The 10 poorest constituencies
The proposed swaps would make for some interesting reality checks. Michael Gove, for instance, would spend his week in Coventry North-East, where he would encounter a community in which more than 30 per cent of children live in poor households, compared to fewer than 10 per cent in his own constituency of Surrey Heath. He has in the past said that the only reason food banks are needed is poor financial management by householders. That may, indeed, be true of a few (although not all) poor households in affluent Surrey Heath, but a week taking the surgery in Coventry North-East might give him a different perspective. George Osborne should spend a week in Glasgow North-West, but if he isn’t keen on travelling north of the border, he could go to Sheffield Central instead, which has 30.8 per cent of children in impoverished households, three times the rate found in his affluent Cheshire constituency of Tatton. David Cameron represents an even more privileged constituency: Witney in Oxfordshire has only 8 per cent of its children living in poverty. So he should spend a week in North Belfast, the place with a proportion of underprivileged children more than four times that in Witney.

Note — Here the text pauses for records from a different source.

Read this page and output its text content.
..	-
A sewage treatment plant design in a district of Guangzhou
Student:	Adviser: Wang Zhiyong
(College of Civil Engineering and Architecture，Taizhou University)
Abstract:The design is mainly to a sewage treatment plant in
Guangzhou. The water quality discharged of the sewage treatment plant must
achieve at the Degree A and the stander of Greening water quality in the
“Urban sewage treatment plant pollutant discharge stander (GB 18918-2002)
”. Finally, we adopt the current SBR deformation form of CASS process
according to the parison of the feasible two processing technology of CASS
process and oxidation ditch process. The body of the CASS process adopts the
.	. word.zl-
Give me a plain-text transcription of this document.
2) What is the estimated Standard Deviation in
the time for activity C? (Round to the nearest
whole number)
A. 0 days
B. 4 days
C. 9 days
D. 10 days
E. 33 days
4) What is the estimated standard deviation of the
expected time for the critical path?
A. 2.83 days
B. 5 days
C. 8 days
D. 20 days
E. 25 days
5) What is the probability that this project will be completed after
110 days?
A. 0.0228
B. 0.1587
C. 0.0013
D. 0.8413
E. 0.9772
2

Or, if he prefers staying in England, he could try Brent North, where just over 35 per cent of children living in impoverished households.
The 10 constituencies with the least poverty
Cameron’s fellow Old Etonian Oliver Letwin, who represents idyllic West Dorset, would be spending his week in gritty Burnley, swapping with the Liberal Democrat Gordon Birtwistle. Deputy Prime Minister Nick Clegg represents the urban constituency with the lowest incidence of child poverty: In Sheffield Hallam the figure is just one in 20 (5 per cent), exceeded only by the rural hideaway of West Aberdeenshire and Kincardine. Clegg should spend his week in Poplar and Limehouse, where almost fully one-half of children (46 per cent) are growing up in poor households.
Poplar’s 46 per cent of children in poor households is exceeded only by Bethnal Green and Bow, and almost matched by Manchester Central, Birmingham Ladywood and Hackney South and Shoreditch. The Tory MPs for North-East Hampshire, York Outer and Henley, respectively, should be spending their weeks in these inner city communities: James Arbuthnot, Julian Sturdy and John Howell would swap with their Labour opposite number—Lucy Powell, Shabhana Mahmood and Meg Hillier. Meanwhile, Ed Milliband would not have to travel far, swapping Doncaster North with Greg Mulholland’s Leeds North West, while only Ed Balls, in Morley and Outwood, would have to swap with a member of his own party, Michael Dugher’s Barnsley East.
Constituency swaps needn’t cost the taxpayer anything. The MPs involved could live in each other’s homes for the week. They might also consider moving their families, and giving their children a taste of the local schools. This would at least begin to give them an insight into the diversity of the nation they legislate for in Parliament.